As a business associated heavily with the gig economy, Fiverr is debuting in a market that has given the cold shoulder to big-time peers like Uber (NYSE:UBER) and Lyft (NASDAQ:LYFT). But maybe it can buck the recent trend and become an outperforming stock out of the gate.
Services for sale
Through Fiverr's website or app, users can hire people for a wide range of tasks, from logo design to voice-over narration. It's a foundational company in the gig economy. In fact, it's even gone so far as to trademark the term "Gigs" to refer to the services offered through its system. All told, according to its IPO filing, Fiverr has hosted more than 50 million transactions, connecting more than 5.5 million buyers and over 830,000 sellers (i.e. service providers).
One similarity the company has to Uber and Lyft is that sellers on Fiverr are freelancers, not employees -- this helps keep costs low. To generate revenue, most of Fiverr's top line comes from the transaction fee charged to sellers and the service fee paid by buyers.
Another not so positive trait Fiverr shares with the ridesharing companies is that it's unprofitable. The company has suffered consistent losses recently with a $19.3 million shortfall in 2017 followed by a $36.0 million net loss last year. Revenue, on the other hand, is growing quickly. The top line jumped 45% to reach $75 million in 2018, and in the first quarter of 2019, revenue was up 42% year over year.
No Lyft from peers
I can't help thinking of Uber and Lyft when considering the Fiverr IPO, and I think many other investors will also make the same connection. Unfortunately, neither ridesharing company has necessarily put smiles on investors' faces during their brief stints as public companies -- Uber and Lyft are down 8% and 21%, respectively, from their original offering prices.
Even though the Uber/Lyft and Fiverr business models aren't the same, to many potential investors, they're similar enough -- a big marketplace operator taking a cut from the earnings of an army of freelancers.
Let's be honest, this isn't working brilliantly for the ridesharing companies, and I see no evidence of the dynamic being much different for Fiverr. It appears even a robust volume of small commissions is difficult to turn a profit on.
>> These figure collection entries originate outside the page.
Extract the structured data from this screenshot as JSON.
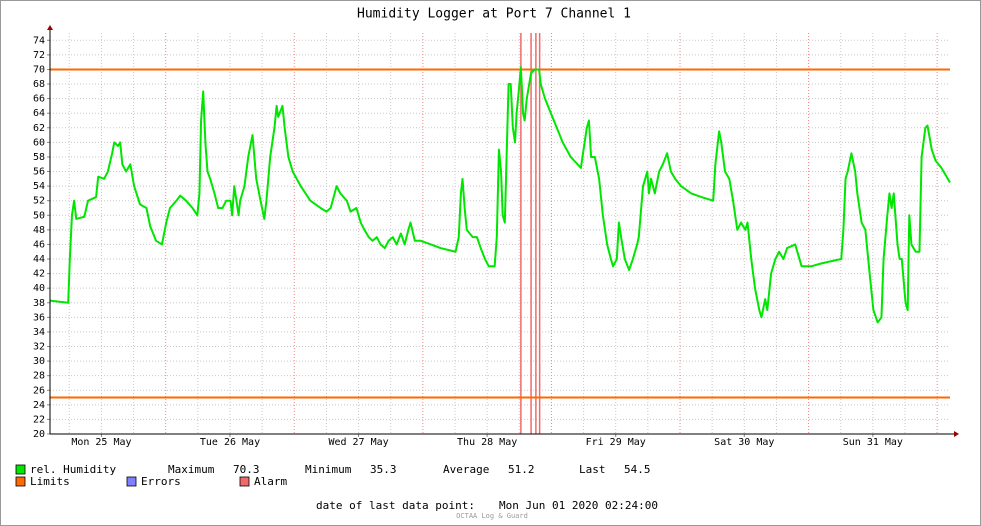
{
  "chart_data": {
    "type": "line",
    "title": "Humidity Logger at Port 7 Channel 1",
    "xlim": [
      0,
      168
    ],
    "xticks": [
      {
        "value": 9.6,
        "label": "Mon 25 May"
      },
      {
        "value": 33.6,
        "label": "Tue 26 May"
      },
      {
        "value": 57.6,
        "label": "Wed 27 May"
      },
      {
        "value": 81.6,
        "label": "Thu 28 May"
      },
      {
        "value": 105.6,
        "label": "Fri 29 May"
      },
      {
        "value": 129.6,
        "label": "Sat 30 May"
      },
      {
        "value": 153.6,
        "label": "Sun 31 May"
      }
    ],
    "ylim": [
      20,
      75
    ],
    "yticks": [
      20,
      22,
      24,
      26,
      28,
      30,
      32,
      34,
      36,
      38,
      40,
      42,
      44,
      46,
      48,
      50,
      52,
      54,
      56,
      58,
      60,
      62,
      64,
      66,
      68,
      70,
      72,
      74
    ],
    "grid": true,
    "series": [
      {
        "name": "rel. Humidity",
        "color": "#00e600",
        "x": [
          0,
          3.4,
          3.7,
          4.1,
          4.5,
          4.9,
          6.4,
          7.1,
          8.6,
          9.0,
          10.1,
          10.8,
          11.6,
          12.0,
          12.7,
          13.1,
          13.5,
          14.2,
          15.0,
          15.7,
          16.8,
          18.0,
          18.7,
          19.8,
          20.9,
          21.7,
          22.4,
          23.6,
          24.3,
          25.4,
          26.6,
          27.5,
          27.9,
          28.2,
          28.6,
          29.0,
          29.4,
          29.9,
          30.7,
          31.4,
          32.2,
          32.9,
          33.7,
          34.0,
          34.4,
          34.8,
          35.2,
          35.5,
          36.3,
          37.0,
          37.8,
          38.5,
          39.3,
          40.0,
          40.4,
          41.1,
          41.9,
          42.3,
          42.6,
          43.4,
          43.8,
          44.5,
          45.3,
          46.8,
          48.6,
          50.5,
          51.6,
          52.4,
          53.5,
          54.2,
          55.4,
          56.1,
          57.2,
          58.0,
          58.7,
          59.5,
          60.2,
          61.0,
          61.7,
          62.5,
          63.2,
          64.0,
          64.7,
          65.5,
          66.2,
          66.9,
          67.3,
          68.1,
          69.2,
          71.1,
          72.9,
          75.7,
          76.3,
          76.7,
          77.0,
          77.4,
          77.8,
          78.9,
          79.7,
          80.4,
          81.2,
          81.9,
          83.0,
          83.4,
          83.8,
          84.2,
          84.5,
          84.9,
          85.6,
          86.0,
          86.4,
          86.8,
          87.1,
          87.5,
          87.9,
          88.3,
          88.6,
          89.0,
          89.8,
          90.5,
          91.3,
          91.6,
          92.4,
          93.5,
          94.6,
          95.7,
          97.2,
          99.1,
          100.2,
          100.6,
          101.0,
          101.7,
          102.5,
          103.2,
          104.0,
          104.7,
          105.1,
          105.8,
          106.2,
          106.6,
          107.3,
          108.1,
          108.8,
          109.6,
          109.9,
          110.7,
          111.5,
          111.8,
          112.2,
          112.9,
          113.7,
          114.4,
          115.2,
          115.9,
          116.7,
          117.8,
          119.7,
          121.6,
          123.8,
          124.2,
          124.9,
          125.3,
          126.0,
          126.8,
          127.5,
          128.3,
          129.0,
          129.8,
          130.2,
          130.9,
          131.6,
          132.4,
          132.8,
          133.5,
          133.9,
          134.6,
          135.4,
          136.1,
          136.9,
          137.6,
          139.1,
          140.3,
          142.1,
          144.0,
          147.7,
          148.1,
          148.5,
          148.9,
          149.6,
          150.3,
          150.7,
          151.5,
          152.2,
          153.0,
          153.7,
          154.5,
          155.2,
          155.6,
          156.3,
          156.7,
          157.1,
          157.5,
          157.8,
          158.2,
          158.6,
          159.0,
          159.7,
          160.1,
          160.4,
          160.8,
          161.6,
          162.3,
          162.7,
          163.4,
          163.8,
          164.6,
          165.3,
          166.4,
          167.6,
          168.0
        ],
        "values": [
          38.3,
          38,
          44,
          50,
          52,
          49.5,
          49.8,
          52,
          52.5,
          55.3,
          55,
          56,
          58.5,
          60,
          59.5,
          60,
          57,
          56,
          57,
          54,
          51.5,
          51,
          48.5,
          46.5,
          46,
          49,
          51,
          52,
          52.7,
          52,
          51,
          50,
          53,
          63,
          67,
          60,
          56,
          55,
          53,
          51,
          51,
          52,
          52,
          50,
          54,
          52,
          50,
          52,
          54,
          58,
          61,
          55,
          52,
          49.5,
          52,
          58,
          62,
          65,
          63.5,
          65,
          62,
          58,
          56,
          54,
          52,
          51,
          50.5,
          51,
          54,
          53,
          52,
          50.5,
          51,
          49,
          48,
          47,
          46.5,
          47,
          46,
          45.5,
          46.5,
          47,
          46,
          47.5,
          46,
          48,
          49,
          46.5,
          46.5,
          46,
          45.5,
          45,
          47,
          53,
          55,
          51,
          48,
          47,
          47,
          45.5,
          44,
          43,
          43,
          47,
          59,
          56,
          50,
          49,
          68,
          68,
          62,
          60,
          64,
          67,
          70.3,
          64,
          63,
          66,
          69.5,
          70,
          70,
          68,
          66,
          64,
          62,
          60,
          58,
          56.5,
          62,
          63,
          58,
          58,
          55,
          50,
          46,
          44,
          43,
          44,
          49,
          47,
          44,
          42.5,
          44,
          46,
          47,
          54,
          56,
          53,
          55,
          53,
          56,
          57,
          58.5,
          56,
          55,
          54,
          53,
          52.5,
          52,
          57,
          61.5,
          60,
          56,
          55,
          52,
          48,
          49,
          48,
          49,
          44,
          40,
          37,
          36,
          38.5,
          37,
          42,
          44,
          45,
          44,
          45.5,
          46,
          43,
          43,
          43.4,
          44,
          48,
          55,
          56,
          58.5,
          56,
          53,
          49,
          48,
          42,
          37,
          35.3,
          36,
          44,
          50,
          53,
          51,
          53,
          50,
          46,
          44,
          44,
          38,
          37,
          50,
          46,
          45,
          45,
          58,
          62,
          62.3,
          59,
          57.5,
          56.5,
          55,
          54.5
        ]
      }
    ],
    "limits": {
      "name": "Limits",
      "color": "#ff6a00",
      "values": [
        70,
        25
      ]
    },
    "errors": {
      "name": "Errors",
      "color": "#7f7fff"
    },
    "alarms": {
      "name": "Alarm",
      "color": "#f06a6a",
      "x": [
        87.9,
        89.8,
        90.7,
        91.4
      ]
    },
    "stats": [
      {
        "label": "Maximum",
        "value": 70.3
      },
      {
        "label": "Minimum",
        "value": 35.3
      },
      {
        "label": "Average",
        "value": 51.2
      },
      {
        "label": "Last",
        "value": 54.5
      }
    ],
    "footer": {
      "label": "date of last data point:",
      "value": "Mon Jun 01 2020 02:24:00"
    },
    "credit": "OCTAA Log & Guard"
  }
}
In Fiverr's case, sales and marketing costs are high since it must attract buyers to its marketplace. Finally, the barriers to entry in this space are minimal -- all you need is a half-decent website and a clutch of listings from hungry freelancers.
The details as we have them
The company says it will utilize the proceeds of its IPO for "working capital, to fund growth and for other general corporate purposes." The deal will be led by J.P. Morgan and Citigroup.
I like the idea of Fiverr as a business -- to turn the freelancer hiring process into your typical online shopping experience -- but unless the shares are priced attractively, I'd probably stay away from investing in the stock. Keep an eye out for additional updates as Fiverr progresses through its IPO process.